EDITORIAL - Hulidap

The practice has become so notorious the average Filipino is familiar with the term: hulidap. The word is a combination of the Filipino terms for arrest and holdup, and the perpetrators are law enforcers. A victim is marked, taken into custody and threatened with a frame-up, usually for illegal possession of drugs or guns, unless the person coughs up money.

In the latest cases, the favorite targets are people, mostly women, who visit relatives at the New Bilibid Prisons in Muntinlupa. This is according to documents from the Southern Police District, which is investigating reports that at least 25 cases of hulidap had NBP visitors as victims.

Last Monday, the head of the Regional Police Intelligence and Operating Unit or RPIOU in Metro Manila was sacked together with four members of the unit. Superintendent Richard de la Rosa was implicated in the kidnapping and shakedown of Amina Mangondato Tion, whose common-law husband is serving time at the NBP for drug trafficking. De la Rosa has denied the accusation.

Photographs submitted to the National Capital Region Police Office reportedly showed Tion being dragged by the RPIOU members from her house in Muntinlupa City into a black Toyota Fortuner with no license plates. Perhaps the growing number of motorists who have lost their Fortuners to carjackers should find out if the one used by the cops is their missing vehicle. After all, cops have been implicated not only in hulidap and kidnapping but also in carjacking.

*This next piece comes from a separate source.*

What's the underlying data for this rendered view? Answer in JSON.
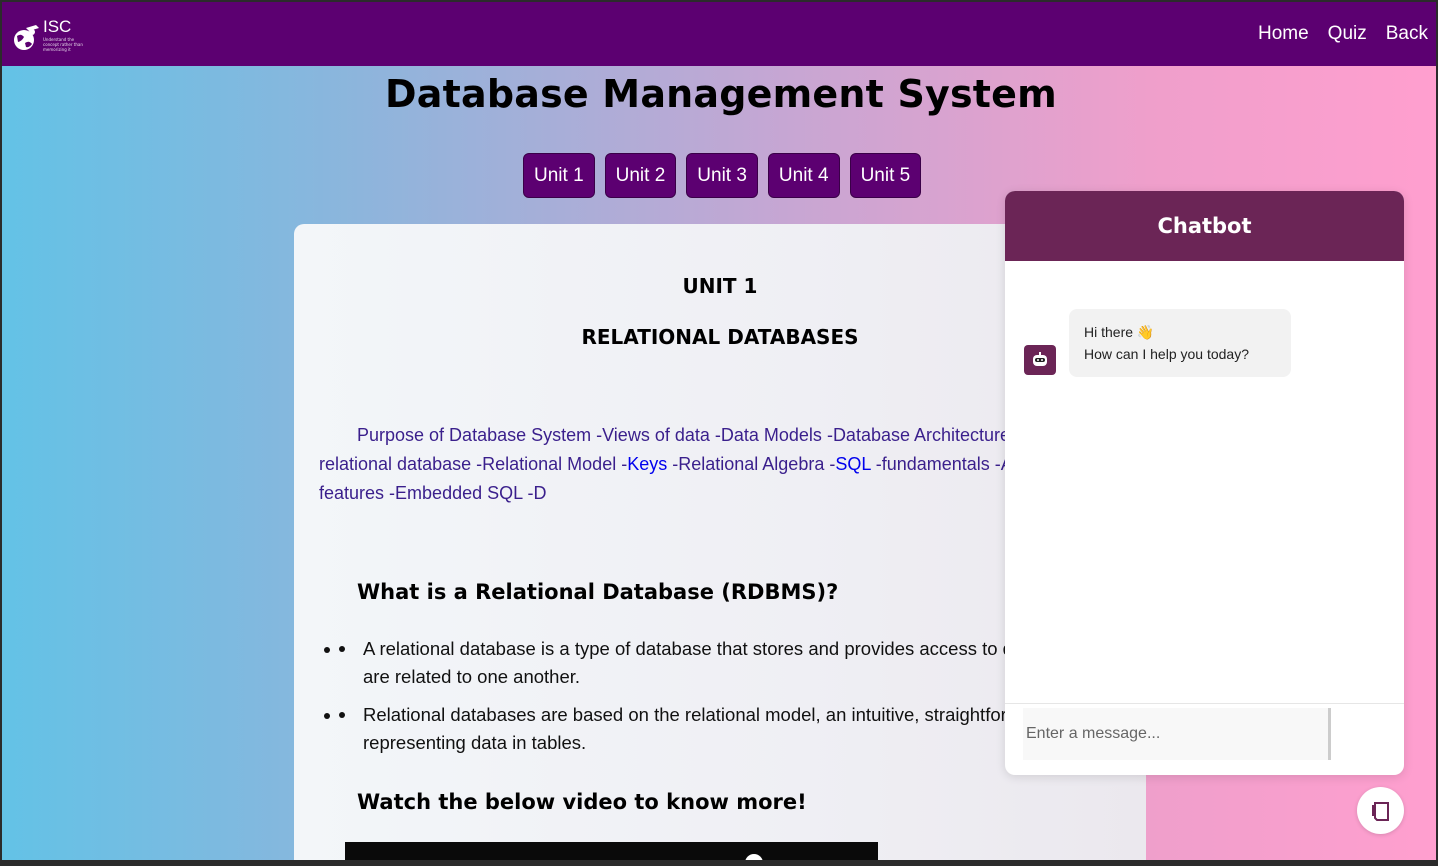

Tion has reportedly been victimized twice. Of the 25 hulidap cases reported in the NBP, with 11 occurring in 2011 alone, three of the victims were reportedly kidnapped within the NBP reservation, two in residential areas nearby, and 12 in other parts of Muntinlupa City. SPD members are investigating if the suspects have accomplices within the NBP to mark targets. The report comes on the heels of an ongoing investigation by the Department of Justice into allegations of numerous anomalies in the Bureau of Corrections, which has jurisdiction over the NBP.

Tion at least is seeing her alleged tormentors placed under investigation. Relatives of inmates are vulnerable to shakedown, aware that their failure to give in to the demands of law enforcers, who could be in cahoots with prison personnel, could open their incarcerated loved ones to retaliation. The DOJ, which supervises national prisons, and the Department of the Interior and Local Government, which has jurisdiction over the police and local jails, should jointly put a stop to hulidap.